Laura se pone en puntas de pie para ver si alcanza los libros del último estante, pero por más que estira el brazo no los puede tocar. Pega dos saltitos e intenta voltearlos de un manotazo. Tampoco. Se ató a la cintura un rollo de cocina, como si fuera el coso que se arman los electricistas con las cintas aisladoras o el manojo de llaves de un carcelero. Hace rato que está meta estornudar. Era hora de que venga, dos meses pasaron del velatorio. Esa tarde, la casa se había llenado de gente. Ahora estaban solitos, los dos, tragando el polvo que salía a borbotones de la biblioteca y de todas partes. Nico forma pilas en el piso con los libros que mami ya bajó. Por el abuelo casi no pregunta.
Laura cumplió 43 la semana pasada, pero sencillamente se olvidó. Tiene el pelo negro recogido con un rodete y los ojos verde agua. Se le ve la tristeza, incluso si no está triste. Se acordó de pronto de cuando era chica y salía corriendo del colegio: dejaba la mochila, tomaba un vaso de agua, agarraba la bolsa de empanadas y otra vez a la calle. Llegaba justo para la hora del almuerzo a la fábrica donde laburaba el viejo, sobre Magallanes. Bah, la fachada daba a la avenida, pero ella sabía que la gente salía por el portón de la vuelta a fumarse un pucho en la vereda. Edgardo era delegado, tantos años laburando en el mismo lugar. Él se había encargado de que sus compañeros la conocieran a Laura, la primera vez que vino con el paquete en el canasto de la bicicleta.
Y ella era feliz con ese trabajo que hacía después de la escuela. Le llevaba un rato nomás, pero había que hacerlo, y así sentía que era útil en la casa. A la noche lo mismo, le daba una mano a la mamá con el repulgue: preparaban dos y a veces hasta tres docenas, y era raro que sobraran; la mayoría de los días se volvía de la fábrica con el canasto vacío. Un día pinchó la bici y entonces corría nomás. La única bicicletería del barrio que ella conocía estaba siempre cerrada, y con el tiempo se fue olvidando. La changa le duró lo que duró la calma en la fábrica. Pronto vendrían los primeros despidos y los rumores de cierre, la preocupación de los obreros, el descrédito del sindicato. Se había largado el chaparrón de los noventa y las gotas hacían globito en los charcos: señal de largas tristezas. La pena inundaba los ojos claros de Laura, que veía cómo los compañeros de su papá ya ni se acercaban a saludarla porque les daba pudor no poderle comprar las empanadas que vendía.

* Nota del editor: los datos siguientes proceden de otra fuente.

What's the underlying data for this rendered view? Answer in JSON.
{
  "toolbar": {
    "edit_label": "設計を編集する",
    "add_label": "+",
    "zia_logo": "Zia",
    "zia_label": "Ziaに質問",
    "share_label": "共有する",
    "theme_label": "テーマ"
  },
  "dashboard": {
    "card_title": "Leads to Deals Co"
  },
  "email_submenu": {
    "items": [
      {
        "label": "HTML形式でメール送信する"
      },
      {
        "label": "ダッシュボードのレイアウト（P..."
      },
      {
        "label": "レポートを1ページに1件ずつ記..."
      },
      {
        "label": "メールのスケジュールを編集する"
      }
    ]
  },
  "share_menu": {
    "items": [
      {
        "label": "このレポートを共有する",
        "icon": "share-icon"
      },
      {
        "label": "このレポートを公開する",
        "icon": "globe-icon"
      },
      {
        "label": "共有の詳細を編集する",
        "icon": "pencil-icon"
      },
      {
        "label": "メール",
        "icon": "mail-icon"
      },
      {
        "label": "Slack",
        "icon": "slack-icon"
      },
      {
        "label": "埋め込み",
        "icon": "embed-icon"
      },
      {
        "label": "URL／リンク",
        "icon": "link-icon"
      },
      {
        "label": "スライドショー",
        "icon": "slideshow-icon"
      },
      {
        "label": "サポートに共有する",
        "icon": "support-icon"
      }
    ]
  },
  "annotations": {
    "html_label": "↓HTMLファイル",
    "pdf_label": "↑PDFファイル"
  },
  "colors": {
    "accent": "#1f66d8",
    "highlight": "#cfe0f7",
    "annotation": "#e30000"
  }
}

Mira el reloj, ya van a ser las tres. Le pregunta a Nico si tiene hambre. “En un ratito comemos”, promete. La biblioteca empotrada a la pared quedó como dios la trajo al mundo, y Laura empezó a guardar los libros en las cuatro cajas que había traído. Casi todo lo que había en la casa lo mandó a regalar a unas familias de la cuadra que están en la mala. Fue a buscar el saquito y en eso encendió la luz del cuarto. Sobre la almohada hay un libro con señalador, pero todavía no se atreve a ver cuál es.